Briefing: Aug. 12, 2022
If the latest round of revenue reports is any indication, demand for luxury goods is still up, despite enduring struggles for brands in China. Ralph Lauren reported sales growth of 8.3% to $1.49 billion for Q1, while Canada Goose’s revenue for Q1 (ending on Jul. 3) topped $54 million – up 24% compared to the same 3-month period in 2021. Michael Kors and Versace-owner Capri Holdings also reported Q1 revenue this week, generating $1.36 billion in sales for the period ending on Jul. 2, an increase of 8.5% YoY. And still yet, The RealReal announced that its revenue for the quarter ending on June 30 rose by 47% YoY to $154 million – a nod to consumers continuing to shop for post-pandemic events and travel.
Prada is in the news this week, with the Italian fashion group reportedly pondering a $1 billion-plus second listing in Milan for 2023, per Bloomberg. “Investors have long asked for a double listing,” Bernstein analyst Luca Solca stated late last month, noting that “it would be an important and very positive development” for the owner of Prada and Miu Miu, which went public in Hong Kong in 2011, raising $2.14 billion in exchange for 20% of the company. Such reports come as Prada says that it is doubling down on its investments in digital channels, as well as its supply chain. (We speculated last year that Prada might be looking to build out a bigger group but that has not yet come into fruition.)

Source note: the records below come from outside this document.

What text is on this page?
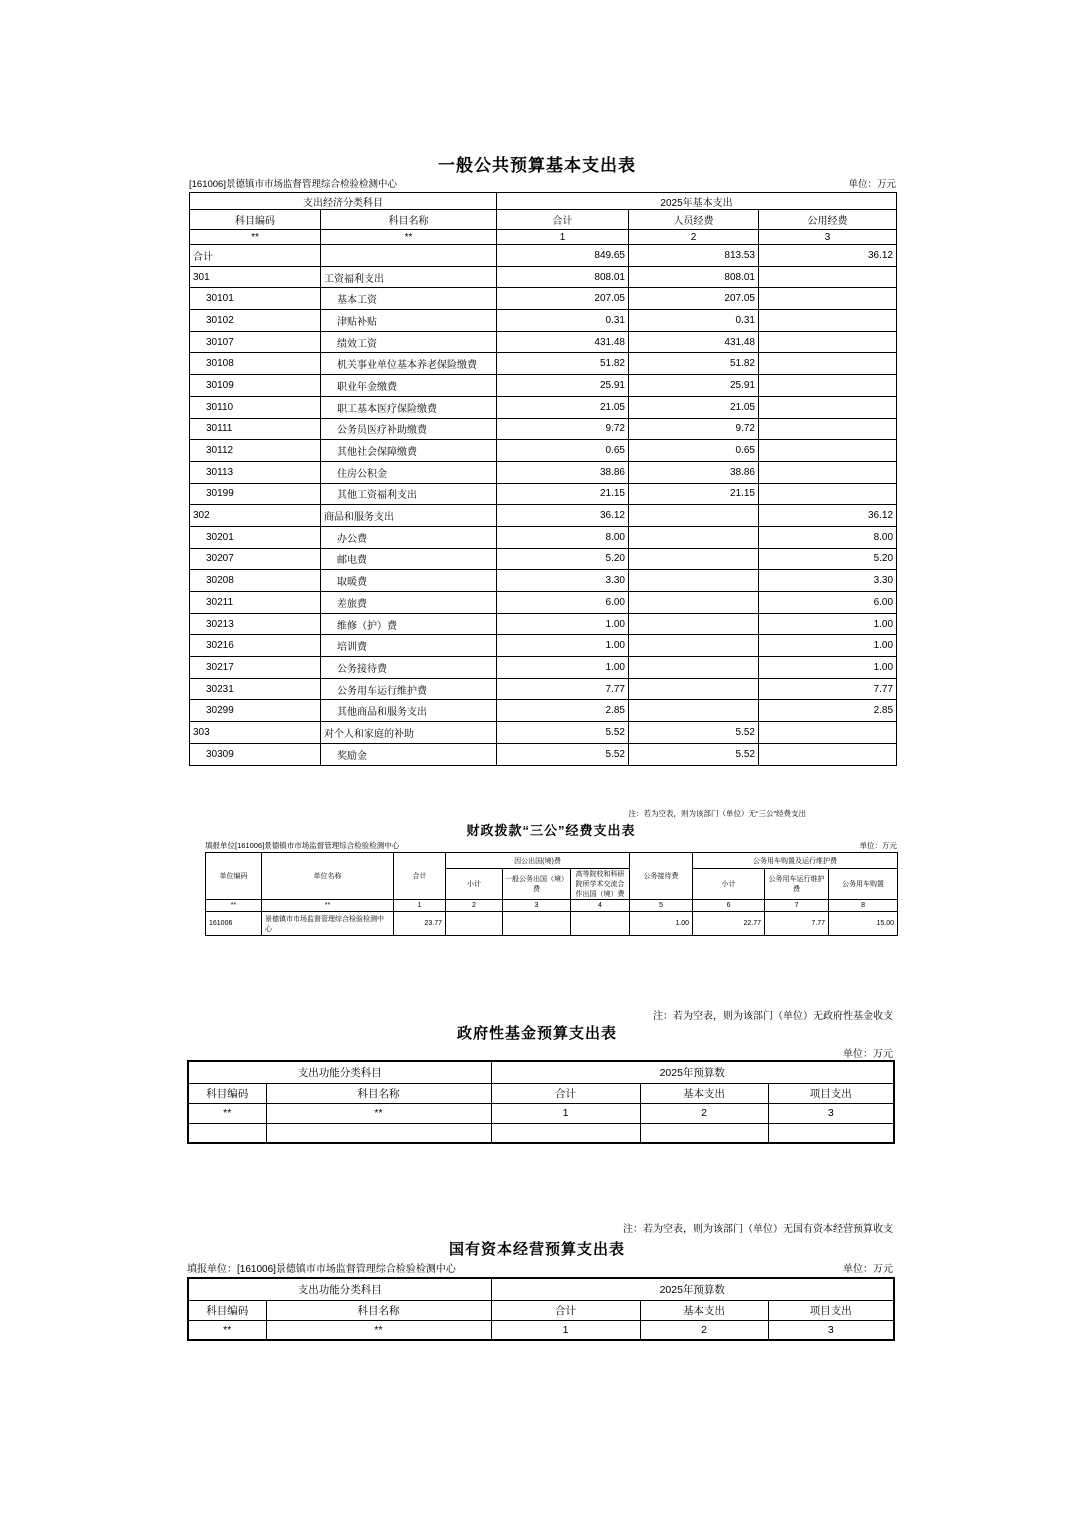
一般公共预算基本支出表
[161006]景德镇市市场监督管理综合检验检测中心	单位：万元
支出经济分类科目		2025年基本支出		
科目编码	科目名称	合计	人员经费	公用经费
**	**	1	2	3
合计		849.65	813.53	36.12
301	工资福利支出	808.01	808.01	
30101	基本工资	207.05	207.05	
30102	津贴补贴	0.31	0.31	
30107	绩效工资	431.48	431.48	
30108	机关事业单位基本养老保险缴费	51.82	51.82	
30109	职业年金缴费	25.91	25.91	
30110	职工基本医疗保险缴费	21.05	21.05	
30111	公务员医疗补助缴费	9.72	9.72	
30112	其他社会保障缴费	0.65	0.65	
30113	住房公积金	38.86	38.86	
30199	其他工资福利支出	21.15	21.15	
302	商品和服务支出	36.12		36.12
30201	办公费	8.00		8.00
30207	邮电费	5.20		5.20
30208	取暖费	3.30		3.30
30211	差旅费	6.00		6.00
30213	维修（护）费	1.00		1.00
30216	培训费	1.00		1.00
30217	公务接待费	1.00		1.00
30231	公务用车运行维护费	7.77		7.77
30299	其他商品和服务支出	2.85		2.85
303	对个人和家庭的补助	5.52	5.52	
30309	奖励金	5.52	5.52	
注：若为空表，则为该部门（单位）无“三公”经费支出
财政拨款“三公”经费支出表
填报单位[161006]景德镇市市场监督管理综合检验检测中心	单位：万元
单位编码	单位名称	合计	因公出国(境)费			公务接待费	公务用车购置及运行维护费		
			小计	一般公务出国（境）费	高等院校和科研院所学术交流合作出国（境）费		小计	公务用车运行维护费	公务用车购置
**	**	1	2	3	4	5	6	7	8
161006	景德镇市市场监督管理综合检验检测中心	23.77				1.00	22.77	7.77	15.00
注：若为空表，则为该部门（单位）无政府性基金收支
政府性基金预算支出表
单位：万元
支出功能分类科目		2025年预算数		
科目编码	科目名称	合计	基本支出	项目支出
**	**	1	2	3

注：若为空表，则为该部门（单位）无国有资本经营预算收支
国有资本经营预算支出表
填报单位：[161006]景德镇市市场监督管理综合检验检测中心	单位：万元
支出功能分类科目		2025年预算数		
科目编码	科目名称	合计	基本支出	项目支出
**	**	1	2	3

In non-financial news, in addition to requesting public comment on commercial privacy and security practices and their effects on consumers, the FTC reached a settlement with Axis LED Group and ALG-Health this week over allegations that the companies made false U.S.-origin claims in connection with their marketing of personal protective equipment and other products. The FTC’s guidelines over endorsement disclosures have also been an increasingly relevant topic in connection with the promotion of NFT projects by celebrities, with ad watchdog TINA.org sending a new batch of letters to the likes of Gwyneth Paltrow, Madonna, and Tom Brady, among others, over their disclosure-less endorsement of certain projects that they may have a material connection to. More about that below.
As for a complaint that caught my eye this week: On the heels of filing suit last month against the administrators of more than 10,000 Facebook groups that allegedly facilitate the posting of fake product reviews, Amazon has filed a new review-centric suit, accusing defendant Trey King and his company Auction Sentinel of violating the Washington Consumer Protection Act by allegedly selling fake, 5-star reviews to third-party retailers on its marketplace site. (You can find that complaint here.)
And in deal-making news this week: Sequoia Capital China has acquired a majority stake in Holzweilerto help accelerate the Norwegian fashion brand’s global expansion. The 10-year-old company says that the strategic partnership will help boost its direct-to-consumer business internationally, including in the U.S., UK, and China. It expects consolidated turnover to amount to $50 million in 2022, up 60% YoY.